Tigers helping Martin: Hardwick
Richmond coach Damien Hardwick says the Club is working with Dustin Martin to assist him with life outside of football.
RICHMOND coach Damien Hardwick says the Tigers' 21-year-old emerging star Dustin Martin needs to find something productive outside of football to keep him occupied, and the club is working with him to make that happen.
Hardwick said Martin was very good in sticking to the structure a football season provided but struggled to maintain discipline during the off-season.
"The off-season is the area where we have got to help him with, and he needs to find something outside of footy to keep him interested," Hardwick told SEN radio on Friday.
Hardwick emphasised that Martin was a good person with a solid long-term future at the Tigers, but the club was working with him to ensure he did not have a lot of time on his hands when football stopped.
Martin moved out of club president Gary March's home last year, and Hardwick said moving back was not the answer.
"The reality of the situation is that he has got to learn to manage himself and he has done that reasonably well, moved out midway through last year and bought himself a nice house, and he's got to learn life skills like a number of our younger players," Hardwick said.
Hardwick was only half-joking when he said recruit Aaron Edwards nearly had the shortest career at the Tigers in its history after the 28-year-old was fined by police for being intoxicated in a public place a day after being traded to the club from North Melbourne.
Hardwick said Edwards was embarrassed and the team's leadership group would address the matter at some point.
"We all make mistakes as we know and he'll learn a pretty harsh lesson," Hardwick said.
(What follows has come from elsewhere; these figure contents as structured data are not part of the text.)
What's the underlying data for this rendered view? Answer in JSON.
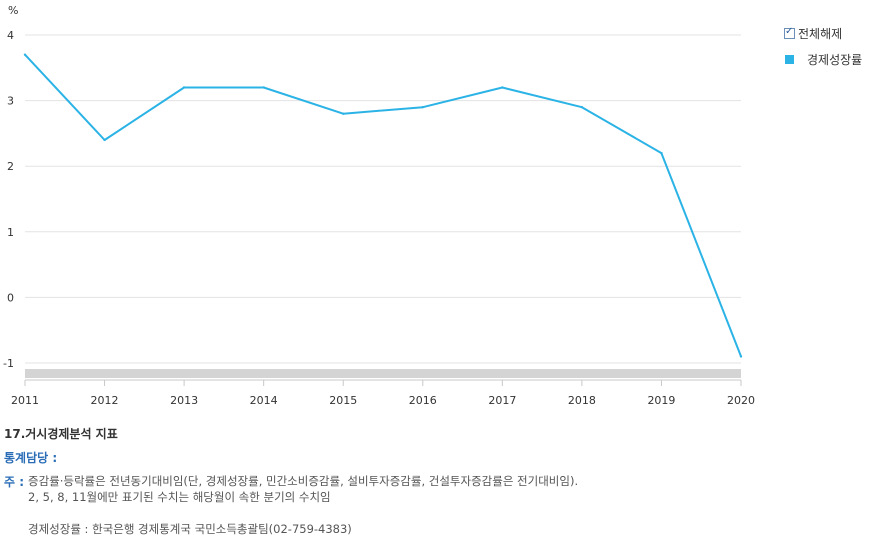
{
  "chart_data": {
    "type": "line",
    "unit_label": "%",
    "x": [
      "2011",
      "2012",
      "2013",
      "2014",
      "2015",
      "2016",
      "2017",
      "2018",
      "2019",
      "2020"
    ],
    "series": [
      {
        "name": "경제성장률",
        "values": [
          3.7,
          2.4,
          3.2,
          3.2,
          2.8,
          2.9,
          3.2,
          2.9,
          2.2,
          -0.9
        ],
        "color": "#2bb3e6"
      }
    ],
    "ylim": [
      -1,
      4
    ],
    "yticks": [
      4,
      3,
      2,
      1,
      0,
      -1
    ],
    "grid": true,
    "legend_position": "top-right"
  },
  "legend": {
    "toggle_label": "전체해제",
    "items": [
      {
        "label": "경제성장률",
        "color": "#2bb3e6"
      }
    ]
  },
  "footer": {
    "section_title": "17.거시경제분석 지표",
    "manager_label": "통계담당 :",
    "note_label": "주 :",
    "note_line1": "증감률·등락률은 전년동기대비임(단, 경제성장률, 민간소비증감률, 설비투자증감률, 건설투자증감률은 전기대비임).",
    "note_line2": "2, 5, 8, 11월에만 표기된 수치는 해당월이 속한 분기의 수치임",
    "contact": "경제성장률 : 한국은행 경제통계국 국민소득총괄팀(02-759-4383)"
  }
}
"It's something we're trying to crack out not only of Richmond but footy clubs in general. You have got a great responsibility to be a role model within this game and it's not something we like to see our players do, or any player in the AFL for that matter."
The Tigers will enter the season with a series of new recruits to add depth to an improving team, and the coach thinks the club can have an outstanding back six if all its candidates are fit at the one time.
"We think it forms the basis of a very good side going forward," Hardwick said.